Error Handling Quick Reference

Exercises

fn parse_port(s: &str) -> Result<u16, String> {
    if s.is_empty() {
        return Err("empty input".to_string());
    }
    let port: u16 = s.parse().map_err(|e| format!("invalid number: {e}"))?;
    if port < 1024 {
        return Err(format!("port {port} is privileged"));
    }
    Ok(port)
}

fn main() {
    for input in ["", "hello", "80", "8080"] {
        match parse_port(input) {
            Ok(port) => println!("✅ {input} → {port}"),
            Err(e) => println!("❌ {input:?} → {e}"),
        }
    }
}

10. Traits and Generics / 10. Trait 与泛型

Traits vs Duck Typing

What you’ll learn: Traits as explicit contracts (vs Python duck typing), Protocol (PEP 544) ≈ Trait, generic type bounds with where clauses, trait objects (dyn Trait) vs static dispatch, and common std traits.

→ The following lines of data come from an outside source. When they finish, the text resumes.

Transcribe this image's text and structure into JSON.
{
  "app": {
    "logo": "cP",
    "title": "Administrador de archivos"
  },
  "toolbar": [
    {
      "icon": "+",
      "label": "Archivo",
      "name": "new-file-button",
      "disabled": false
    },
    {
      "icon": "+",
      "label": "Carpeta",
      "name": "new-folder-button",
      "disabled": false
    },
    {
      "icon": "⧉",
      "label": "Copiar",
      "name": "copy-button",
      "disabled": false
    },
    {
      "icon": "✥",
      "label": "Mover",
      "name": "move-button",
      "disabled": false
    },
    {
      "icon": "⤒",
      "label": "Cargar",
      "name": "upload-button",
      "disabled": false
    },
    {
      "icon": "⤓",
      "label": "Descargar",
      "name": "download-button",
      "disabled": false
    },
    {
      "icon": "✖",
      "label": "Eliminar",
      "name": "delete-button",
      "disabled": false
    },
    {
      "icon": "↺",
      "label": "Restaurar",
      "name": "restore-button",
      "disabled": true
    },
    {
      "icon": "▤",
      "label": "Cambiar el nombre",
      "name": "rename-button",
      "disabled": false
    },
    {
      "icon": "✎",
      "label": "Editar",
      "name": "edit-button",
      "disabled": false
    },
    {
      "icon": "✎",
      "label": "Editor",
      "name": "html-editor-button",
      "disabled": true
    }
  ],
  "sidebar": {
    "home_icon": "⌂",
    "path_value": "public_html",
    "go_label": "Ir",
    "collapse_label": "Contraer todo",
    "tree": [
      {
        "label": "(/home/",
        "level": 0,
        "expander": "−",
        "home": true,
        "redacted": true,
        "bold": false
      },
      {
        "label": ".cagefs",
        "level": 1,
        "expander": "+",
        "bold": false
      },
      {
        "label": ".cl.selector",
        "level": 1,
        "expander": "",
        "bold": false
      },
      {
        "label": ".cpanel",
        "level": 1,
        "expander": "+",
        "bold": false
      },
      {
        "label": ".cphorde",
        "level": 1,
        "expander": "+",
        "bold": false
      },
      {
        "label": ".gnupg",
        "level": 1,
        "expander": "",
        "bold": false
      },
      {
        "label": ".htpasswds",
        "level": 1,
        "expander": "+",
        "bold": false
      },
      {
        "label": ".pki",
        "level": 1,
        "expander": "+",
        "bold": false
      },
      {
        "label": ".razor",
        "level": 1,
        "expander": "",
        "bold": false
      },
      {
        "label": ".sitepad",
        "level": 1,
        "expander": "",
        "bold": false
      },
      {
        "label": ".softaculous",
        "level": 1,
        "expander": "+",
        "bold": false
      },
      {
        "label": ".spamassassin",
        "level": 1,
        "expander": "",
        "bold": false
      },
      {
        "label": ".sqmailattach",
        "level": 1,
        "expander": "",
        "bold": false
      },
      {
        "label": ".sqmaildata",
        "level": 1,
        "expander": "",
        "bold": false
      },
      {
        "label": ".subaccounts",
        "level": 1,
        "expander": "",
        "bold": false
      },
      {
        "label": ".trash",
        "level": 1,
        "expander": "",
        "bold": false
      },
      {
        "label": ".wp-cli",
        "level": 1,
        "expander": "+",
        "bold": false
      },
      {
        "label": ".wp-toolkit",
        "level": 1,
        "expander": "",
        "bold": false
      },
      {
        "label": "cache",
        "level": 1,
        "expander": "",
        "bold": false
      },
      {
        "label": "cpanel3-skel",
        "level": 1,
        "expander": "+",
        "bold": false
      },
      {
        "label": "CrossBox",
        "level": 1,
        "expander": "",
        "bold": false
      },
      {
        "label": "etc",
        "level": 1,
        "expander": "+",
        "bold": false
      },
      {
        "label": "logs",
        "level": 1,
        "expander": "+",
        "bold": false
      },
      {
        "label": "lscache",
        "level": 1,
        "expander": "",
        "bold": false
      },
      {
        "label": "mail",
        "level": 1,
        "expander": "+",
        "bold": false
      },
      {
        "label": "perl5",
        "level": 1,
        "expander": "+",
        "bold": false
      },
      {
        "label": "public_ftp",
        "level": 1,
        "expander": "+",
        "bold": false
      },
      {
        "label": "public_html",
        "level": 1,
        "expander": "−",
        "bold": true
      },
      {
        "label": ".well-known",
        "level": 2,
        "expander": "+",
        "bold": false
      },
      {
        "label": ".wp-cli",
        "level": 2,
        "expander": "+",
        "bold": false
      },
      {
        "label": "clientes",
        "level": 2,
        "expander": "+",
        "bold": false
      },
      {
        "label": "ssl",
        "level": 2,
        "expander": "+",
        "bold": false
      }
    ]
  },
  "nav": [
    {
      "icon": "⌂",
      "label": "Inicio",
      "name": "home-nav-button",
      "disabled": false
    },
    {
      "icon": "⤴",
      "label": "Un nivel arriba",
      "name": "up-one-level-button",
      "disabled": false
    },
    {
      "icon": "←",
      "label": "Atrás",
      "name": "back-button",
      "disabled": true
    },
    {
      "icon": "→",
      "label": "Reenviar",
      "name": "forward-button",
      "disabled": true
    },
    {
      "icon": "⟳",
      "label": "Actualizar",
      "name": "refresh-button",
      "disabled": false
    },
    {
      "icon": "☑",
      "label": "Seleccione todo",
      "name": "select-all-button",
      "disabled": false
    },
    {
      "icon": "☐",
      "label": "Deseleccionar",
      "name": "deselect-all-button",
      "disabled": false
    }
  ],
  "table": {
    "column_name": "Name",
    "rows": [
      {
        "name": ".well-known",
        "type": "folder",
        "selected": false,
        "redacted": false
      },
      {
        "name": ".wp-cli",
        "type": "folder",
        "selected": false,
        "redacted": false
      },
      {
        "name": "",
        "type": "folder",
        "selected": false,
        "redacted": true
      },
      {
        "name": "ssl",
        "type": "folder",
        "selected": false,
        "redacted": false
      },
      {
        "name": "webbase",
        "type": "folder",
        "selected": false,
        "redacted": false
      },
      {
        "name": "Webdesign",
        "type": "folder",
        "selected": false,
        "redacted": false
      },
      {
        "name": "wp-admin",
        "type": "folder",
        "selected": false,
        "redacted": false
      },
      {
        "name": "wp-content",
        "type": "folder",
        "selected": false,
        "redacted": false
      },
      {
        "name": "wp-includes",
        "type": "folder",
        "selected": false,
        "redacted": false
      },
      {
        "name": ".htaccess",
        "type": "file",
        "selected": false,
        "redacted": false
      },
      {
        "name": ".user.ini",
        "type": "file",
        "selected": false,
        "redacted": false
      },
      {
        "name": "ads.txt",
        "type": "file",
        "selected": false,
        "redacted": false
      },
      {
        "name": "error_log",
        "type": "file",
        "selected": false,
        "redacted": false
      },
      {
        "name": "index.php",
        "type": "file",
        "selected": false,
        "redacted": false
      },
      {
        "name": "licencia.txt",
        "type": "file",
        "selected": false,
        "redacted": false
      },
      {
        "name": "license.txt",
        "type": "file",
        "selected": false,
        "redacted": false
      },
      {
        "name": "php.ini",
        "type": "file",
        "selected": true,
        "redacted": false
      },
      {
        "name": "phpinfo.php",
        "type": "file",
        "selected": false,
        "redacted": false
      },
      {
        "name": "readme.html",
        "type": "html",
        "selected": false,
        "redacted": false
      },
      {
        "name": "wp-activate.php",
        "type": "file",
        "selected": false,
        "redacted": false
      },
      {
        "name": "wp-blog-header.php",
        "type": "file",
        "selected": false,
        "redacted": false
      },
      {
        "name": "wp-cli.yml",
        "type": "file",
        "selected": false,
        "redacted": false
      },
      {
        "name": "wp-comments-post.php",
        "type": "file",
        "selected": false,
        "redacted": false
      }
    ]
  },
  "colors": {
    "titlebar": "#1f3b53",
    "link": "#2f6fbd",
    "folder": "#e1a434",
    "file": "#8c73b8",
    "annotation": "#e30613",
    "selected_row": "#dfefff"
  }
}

Difficulty: 🟡 Intermediate

This is where Rust’s type system really shines for Python developers. Python’s “duck typing” says: “if it walks like a duck and quacks like a duck, it’s a duck.” Rust’s traits say: “I’ll tell you exactly which duck behaviors I need, at compile time.”

Python Duck Typing

# Python — duck typing: anything with the right methods works
def total_area(shapes):
    """Works with anything that has an .area() method."""
    return sum(shape.area() for shape in shapes)

class Circle:
    def __init__(self, radius): self.radius = radius
    def area(self): return 3.14159 * self.radius ** 2

class Rectangle:
    def __init__(self, w, h): self.w, self.h = w, h
    def area(self): return self.w * self.h

# Works at runtime — no inheritance needed!
shapes = [Circle(5), Rectangle(3, 4)]
print(total_area(shapes))  # 90.54

# But what if something doesn't have .area()?
class Dog:
    def bark(self): return "Woof!"

total_area([Dog()])  # 💥 AttributeError: 'Dog' has no attribute 'area'
# Error happens at RUNTIME, not at definition time

Rust Traits — Explicit Duck Typing

#![allow(unused)]
fn main() {
// Rust — traits make the "duck" contract explicit
trait HasArea {
    fn area(&self) -> f64;      // Any type that implements this trait has .area()
}

struct Circle { radius: f64 }
struct Rectangle { width: f64, height: f64 }

impl HasArea for Circle {
    fn area(&self) -> f64 {
        std::f64::consts::PI * self.radius * self.radius
    }
}

impl HasArea for Rectangle {
    fn area(&self) -> f64 {
        self.width * self.height
    }
}

// The trait constraint is explicit — compiler checks at compile time
fn total_area(shapes: &[&dyn HasArea]) -> f64 {
    shapes.iter().map(|s| s.area()).sum()
}

// Using it:
let shapes: Vec<&dyn HasArea> = vec![&Circle { radius: 5.0 }, &Rectangle { width: 3.0, height: 4.0 }];
println!("{}", total_area(&shapes));  // 90.54

// struct Dog;
// total_area(&[&Dog {}]);  // ❌ Compile error: Dog doesn't implement HasArea
}

Key insight: Python’s duck typing defers errors to runtime. Rust’s traits catch them at compile time. Same flexibility, earlier error detection.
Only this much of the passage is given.